İş planını oluştururken esas alınan varsayımların değişmesi durumunda iş planının nasıl etkileneceğini ortaya koymaya yönelik yapılan bir analizdir. Bu amaçla en iyi, temel ve en kötü¨ durum olmak üzere üç senaryo üretilir. Bu senaryolarla bağlantılı olarak, iş planının farklı şartlar altında performansı değerlendirilerek alternatif öneriler geliştirilir. İş planı oluşturulurken veri kabul edilen ve normal şartlar altında gerçekleşmesi beklenen durum temel senaryodur. İş planımızı en olumsuz etkileyebilecek dolayısıyla en fazla zarar edilebilecek olaylar, en kötü senaryo; planımızı olumlu etkileyebilecek en fazla kâr etmeyi yansıtan olaylar ise en iyi senaryolardır.
Duyarlılık analizinin en önemli özelliği nedir?

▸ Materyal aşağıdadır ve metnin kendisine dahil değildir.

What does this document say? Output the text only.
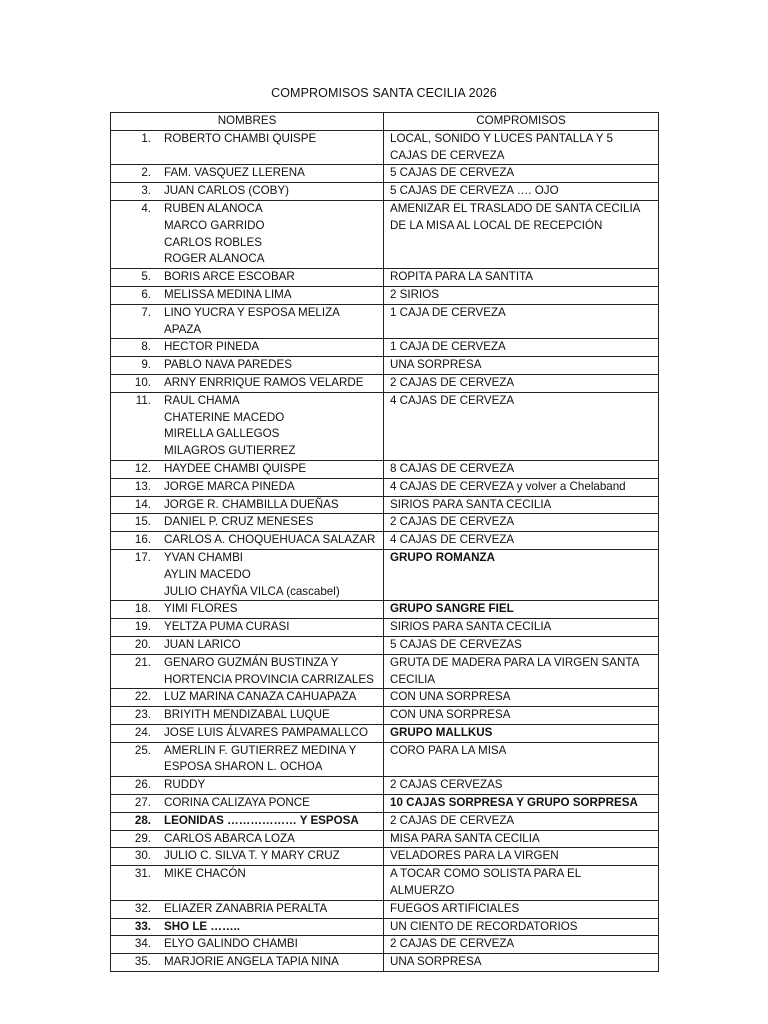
COMPROMISOS SANTA CECILIA 2026
NOMBRES	COMPROMISOS

1. ROBERTO CHAMBI QUISPE	LOCAL, SONIDO Y LUCES PANTALLA Y 5
CAJAS DE CERVEZA

2. FAM. VASQUEZ LLERENA	5 CAJAS DE CERVEZA

3. JUAN CARLOS (COBY)	5 CAJAS DE CERVEZA …. OJO

4. RUBEN ALANOCA
MARCO GARRIDO
CARLOS ROBLES
ROGER ALANOCA	AMENIZAR EL TRASLADO DE SANTA CECILIA
DE LA MISA AL LOCAL DE RECEPCIÓN

5. BORIS ARCE ESCOBAR	ROPITA PARA LA SANTITA

6. MELISSA MEDINA LIMA	2 SIRIOS

7. LINO YUCRA Y ESPOSA MELIZA
APAZA	1 CAJA DE CERVEZA

8. HECTOR PINEDA	1 CAJA DE CERVEZA

9. PABLO NAVA PAREDES	UNA SORPRESA

10. ARNY ENRRIQUE RAMOS VELARDE	2 CAJAS DE CERVEZA

11. RAUL CHAMA
CHATERINE MACEDO
MIRELLA GALLEGOS
MILAGROS GUTIERREZ	4 CAJAS DE CERVEZA

12. HAYDEE CHAMBI QUISPE	8 CAJAS DE CERVEZA

13. JORGE MARCA PINEDA	4 CAJAS DE CERVEZA y volver a Chelaband

14. JORGE R. CHAMBILLA DUEÑAS	SIRIOS PARA SANTA CECILIA

15. DANIEL P. CRUZ MENESES	2 CAJAS DE CERVEZA

16. CARLOS A. CHOQUEHUACA SALAZAR	4 CAJAS DE CERVEZA

17. YVAN CHAMBI
AYLIN MACEDO
JULIO CHAYÑA VILCA (cascabel)	GRUPO ROMANZA

18. YIMI FLORES	GRUPO SANGRE FIEL

19. YELTZA PUMA CURASI	SIRIOS PARA SANTA CECILIA

20. JUAN LARICO	5 CAJAS DE CERVEZAS

21. GENARO GUZMÁN BUSTINZA Y
HORTENCIA PROVINCIA CARRIZALES	GRUTA DE MADERA PARA LA VIRGEN SANTA
CECILIA

22. LUZ MARINA CANAZA CAHUAPAZA	CON UNA SORPRESA

23. BRIYITH MENDIZABAL LUQUE	CON UNA SORPRESA

24. JOSE LUIS ÁLVARES PAMPAMALLCO	GRUPO MALLKUS

25. AMERLIN F. GUTIERREZ MEDINA Y
ESPOSA SHARON L. OCHOA	CORO PARA LA MISA

26. RUDDY	2 CAJAS CERVEZAS

27. CORINA CALIZAYA PONCE	10 CAJAS SORPRESA Y GRUPO SORPRESA

28. LEONIDAS ……………… Y ESPOSA	2 CAJAS DE CERVEZA

29. CARLOS ABARCA LOZA	MISA PARA SANTA CECILIA

30. JULIO C. SILVA T. Y MARY CRUZ	VELADORES PARA LA VIRGEN

31. MIKE CHACÓN	A TOCAR COMO SOLISTA PARA EL
ALMUERZO

32. ELIAZER ZANABRIA PERALTA	FUEGOS ARTIFICIALES

33. SHO LE ……..	UN CIENTO DE RECORDATORIOS

34. ELYO GALINDO CHAMBI	2 CAJAS DE CERVEZA

35. MARJORIE ANGELA TAPIA NINA	UNA SORPRESA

Bu analizde amaç, iş analizi yapılırken değişmediği düşünülen varsayımlardan her birinin önemini ortaya koymaktır. Bu analiz yapılırken sadece bir varsayımın değiştiği, ancak diğerlerinin sabit kaldığı kabul edilir. Duyarlılık analizinde, iş planında yer alan her bir parametrenin, projenin getirilerini nasıl ve hangi derecede etkilediği incelenmektedir. Risk analizi kapsamında yapılan varsayımların mükemmel olmayacağından ve her zaman belirsizliğin olduğundan hareketle duyarlılık analizinin yapılması bu olumsuzluklara karşı önceden bilgi temin edilmesi açısından oldukça önemlidir.

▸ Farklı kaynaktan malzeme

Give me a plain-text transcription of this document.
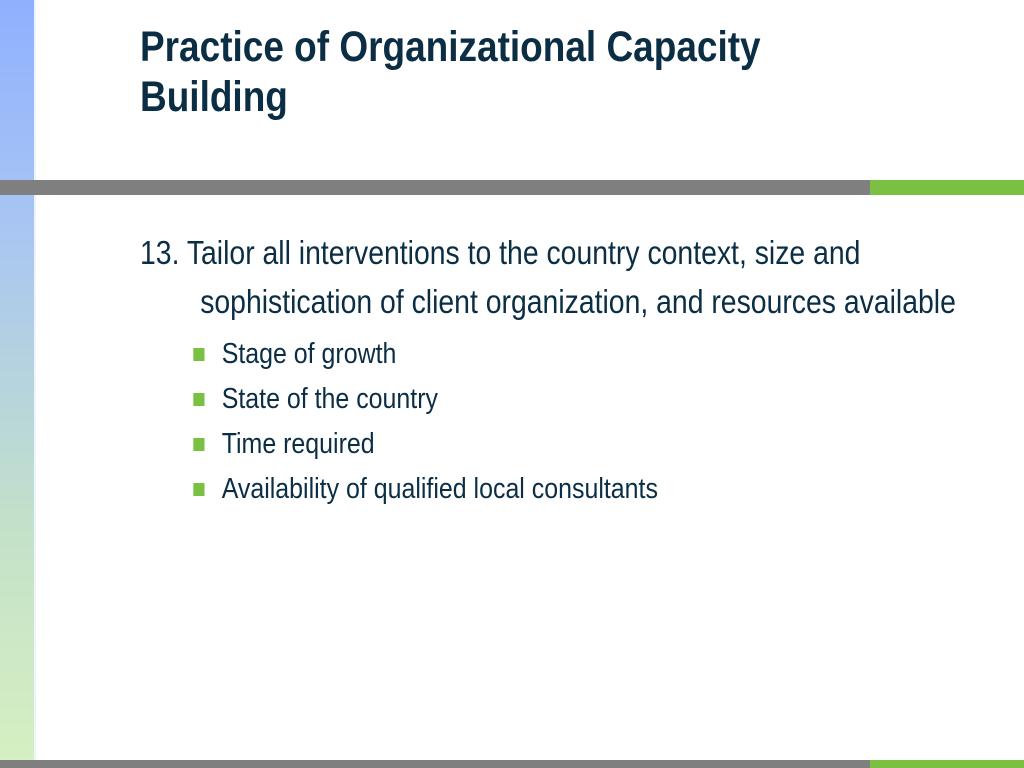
Practice of Organizational Capacity
Building

13. Tailor all interventions to the country context, size and sophistication of client organization, and resources available

Stage of growth
State of the country
Time required
Availability of qualified local consultants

İş planlarını genel bir değerlendirme yapmak istersek hangi analizi kullanmamız gerekir?
Risk analizi araçlarından biri de iş planının genel olarak birtakım kriterlere tabi tutularak incelenmesidir. İş planının genel olarak değerlendirilebilmesi ise SWOT analiziile mümkündür. SWOT analizinde projenin güçlü yönleri, zayıf yönleri, yarattığı fırsatlar ve karşılaşılabilecek tehlikeler ortaya koyar.

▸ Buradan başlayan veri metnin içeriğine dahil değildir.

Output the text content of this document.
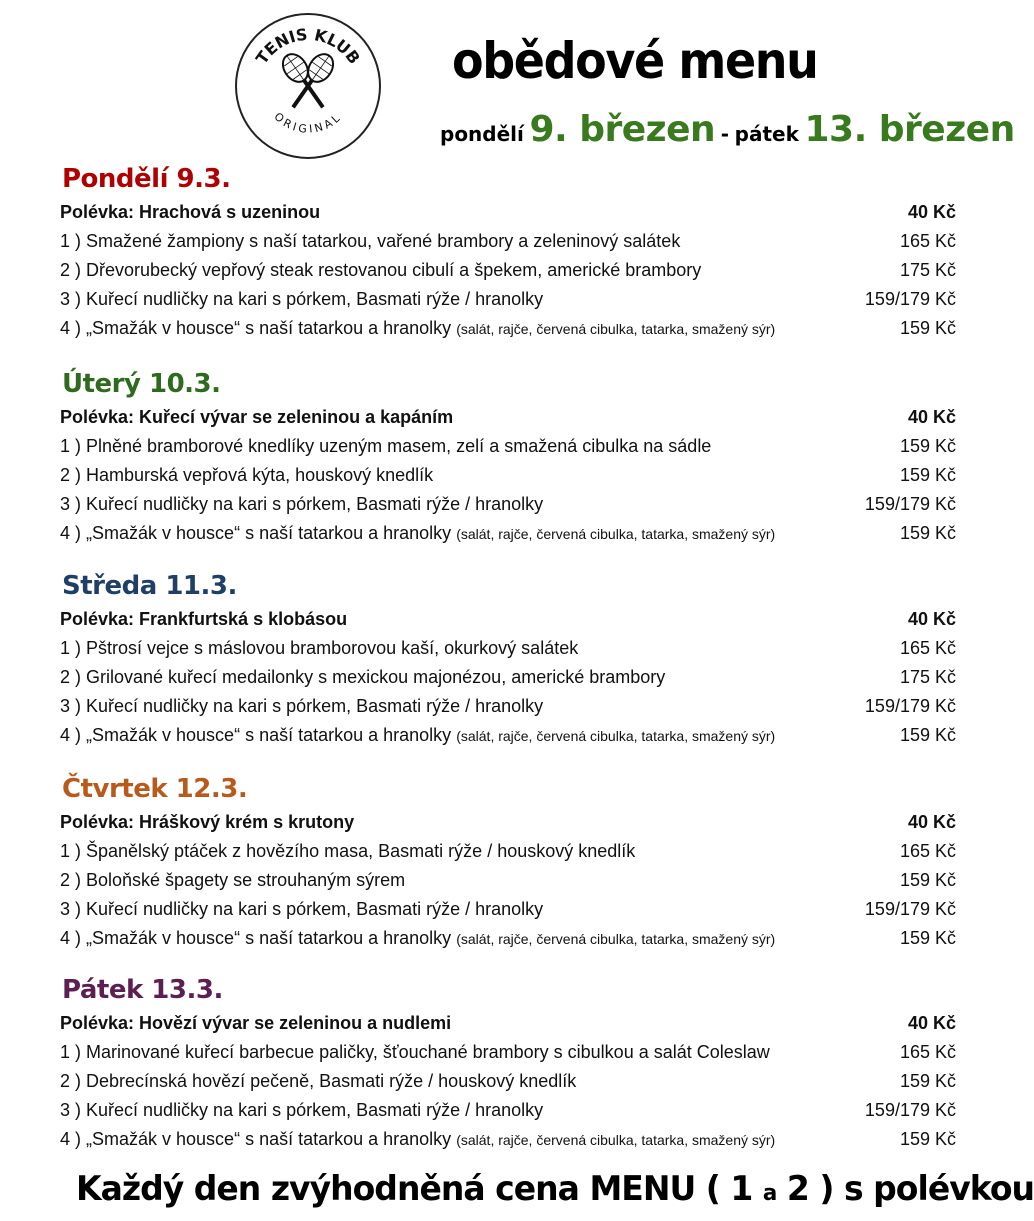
TENIS KLUB
ORIGINAL
obědové menu
pondělí 9. březen - pátek 13. březen
Pondělí 9.3.
Polévka: Hrachová s uzeninou	40 Kč
1 ) Smažené žampiony s naší tatarkou, vařené brambory a zeleninový salátek	165 Kč
2 ) Dřevorubecký vepřový steak restovanou cibulí a špekem, americké brambory	175 Kč
3 ) Kuřecí nudličky na kari s pórkem, Basmati rýže / hranolky	159/179 Kč
4 ) „Smažák v housce“ s naší tatarkou a hranolky (salát, rajče, červená cibulka, tatarka, smažený sýr)	159 Kč
Úterý 10.3.
Polévka: Kuřecí vývar se zeleninou a kapáním	40 Kč
1 ) Plněné bramborové knedlíky uzeným masem, zelí a smažená cibulka na sádle	159 Kč
2 ) Hamburská vepřová kýta, houskový knedlík	159 Kč
3 ) Kuřecí nudličky na kari s pórkem, Basmati rýže / hranolky	159/179 Kč
4 ) „Smažák v housce“ s naší tatarkou a hranolky (salát, rajče, červená cibulka, tatarka, smažený sýr)	159 Kč
Středa 11.3.
Polévka: Frankfurtská s klobásou	40 Kč
1 ) Pštrosí vejce s máslovou bramborovou kaší, okurkový salátek	165 Kč
2 ) Grilované kuřecí medailonky s mexickou majonézou, americké brambory	175 Kč
3 ) Kuřecí nudličky na kari s pórkem, Basmati rýže / hranolky	159/179 Kč
4 ) „Smažák v housce“ s naší tatarkou a hranolky (salát, rajče, červená cibulka, tatarka, smažený sýr)	159 Kč
Čtvrtek 12.3.
Polévka: Hráškový krém s krutony	40 Kč
1 ) Španělský ptáček z hovězího masa, Basmati rýže / houskový knedlík	165 Kč
2 ) Boloňské špagety se strouhaným sýrem	159 Kč
3 ) Kuřecí nudličky na kari s pórkem, Basmati rýže / hranolky	159/179 Kč
4 ) „Smažák v housce“ s naší tatarkou a hranolky (salát, rajče, červená cibulka, tatarka, smažený sýr)	159 Kč
Pátek 13.3.
Polévka: Hovězí vývar se zeleninou a nudlemi	40 Kč
1 ) Marinované kuřecí barbecue paličky, šťouchané brambory s cibulkou a salát Coleslaw	165 Kč
2 ) Debrecínská hovězí pečeně, Basmati rýže / houskový knedlík	159 Kč
3 ) Kuřecí nudličky na kari s pórkem, Basmati rýže / hranolky	159/179 Kč
4 ) „Smažák v housce“ s naší tatarkou a hranolky (salát, rajče, červená cibulka, tatarka, smažený sýr)	159 Kč
Každý den zvýhodněná cena MENU ( 1 a 2 ) s polévkou
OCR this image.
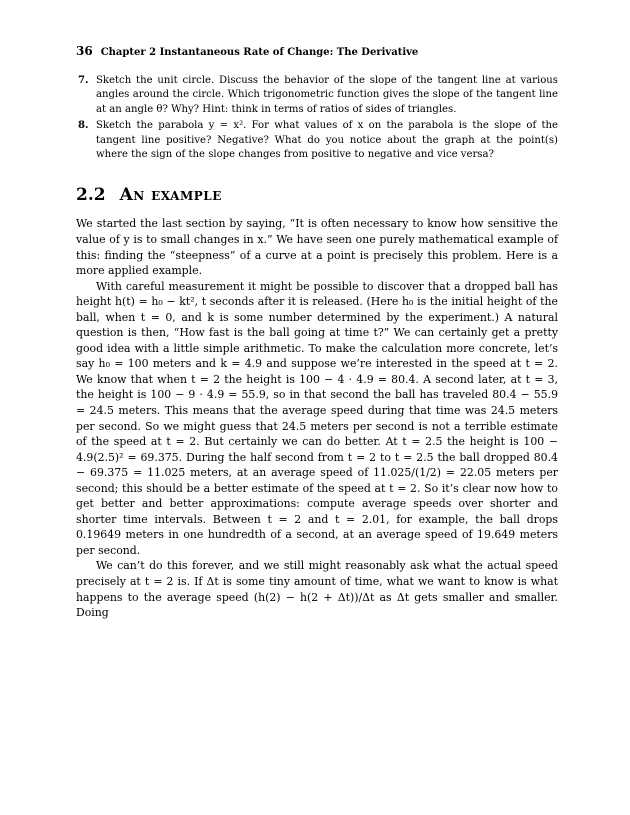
36 Chapter 2 Instantaneous Rate of Change: The Derivative
7. Sketch the unit circle. Discuss the behavior of the slope of the tangent line at various angles around the circle. Which trigonometric function gives the slope of the tangent line at an angle θ? Why? Hint: think in terms of ratios of sides of triangles.
8. Sketch the parabola y = x². For what values of x on the parabola is the slope of the tangent line positive? Negative? What do you notice about the graph at the point(s) where the sign of the slope changes from positive to negative and vice versa?
2.2 An example

We started the last section by saying, “It is often necessary to know how sensitive the value of y is to small changes in x.” We have seen one purely mathematical example of this: finding the “steepness” of a curve at a point is precisely this problem. Here is a more applied example.

With careful measurement it might be possible to discover that a dropped ball has height h(t) = h₀ − kt², t seconds after it is released. (Here h₀ is the initial height of the ball, when t = 0, and k is some number determined by the experiment.) A natural question is then, “How fast is the ball going at time t?” We can certainly get a pretty good idea with a little simple arithmetic. To make the calculation more concrete, let’s say h₀ = 100 meters and k = 4.9 and suppose we’re interested in the speed at t = 2. We know that when t = 2 the height is 100 − 4 · 4.9 = 80.4. A second later, at t = 3, the height is 100 − 9 · 4.9 = 55.9, so in that second the ball has traveled 80.4 − 55.9 = 24.5 meters. This means that the average speed during that time was 24.5 meters per second. So we might guess that 24.5 meters per second is not a terrible estimate of the speed at t = 2. But certainly we can do better. At t = 2.5 the height is 100 − 4.9(2.5)² = 69.375. During the half second from t = 2 to t = 2.5 the ball dropped 80.4 − 69.375 = 11.025 meters, at an average speed of 11.025/(1/2) = 22.05 meters per second; this should be a better estimate of the speed at t = 2. So it’s clear now how to get better and better approximations: compute average speeds over shorter and shorter time intervals. Between t = 2 and t = 2.01, for example, the ball drops 0.19649 meters in one hundredth of a second, at an average speed of 19.649 meters per second.

We can’t do this forever, and we still might reasonably ask what the actual speed precisely at t = 2 is. If Δt is some tiny amount of time, what we want to know is what happens to the average speed (h(2) − h(2 + Δt))/Δt as Δt gets smaller and smaller. Doing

SWOT analizinin uygulanabilirliği nasıldır?
SWOT analizinde iş planının uygulanabilirliği konusunda iç ve dış¸ faktörler beraber değerlendirilir. SWOT kelimesinin açılımı ise İngilizce olarak,
S-Strenght (olumlu ve/veya güçlü¨ olan özellikler), W-Weakness (olumsuz ve/veya zayıf olan özellikler)
O-Opportunity (içte ve dışta sahip olunan fırsatlar), T-Threat (çevredeki olası tehlike, risk ve piyasa tehditleri)
SWOT analiz sonuçlarının gerçekçi sonuçlar verebilmesi için değerlendirmelerin doğru yapılması gerekir. Bu konuda ilk şart ise değerlendirmelerin temelini oluşturacak faktörlerin doğru tespit edilmesidir. Fırsat ve tehditler kapsamında ele alınan konular faaliyet gösterilen sektöre ve yapılan işin niteliğine göre değişiklik göstermektedir. Aynı konu bazen hem fırsat hem de tehdit kapsamında yer alabilir.
Bir işletme risk iştahı ile çalışmayı seviyor ise, bu tehditlere karşı nasıl bir strateji geliştirmelidir?
Girişimcinin, risk yönetimi konusunda strateji belirlemeden önce risk alma iştahını tespit etmesi gerekmektedir. Risk iştahı, işletmelerin değer elde etmek için kabul edebilecekleri risk miktarıdır. Risk alınırken hangi oranda getiri beklenildiğinin de bilinmesi gerekir. Beklenen risk ve getiri bilindikten sonra risk yönetimi konusunda strateji üretilmesi gerekmektedir. Risk yönetimi konusunda strateji belirleyebilmek için atılacak adımlar şunlardır:
- Alınan risklerin belirlenmesi ve risklerin işletmeye muhtemel etkilerinin analiz edilmesi.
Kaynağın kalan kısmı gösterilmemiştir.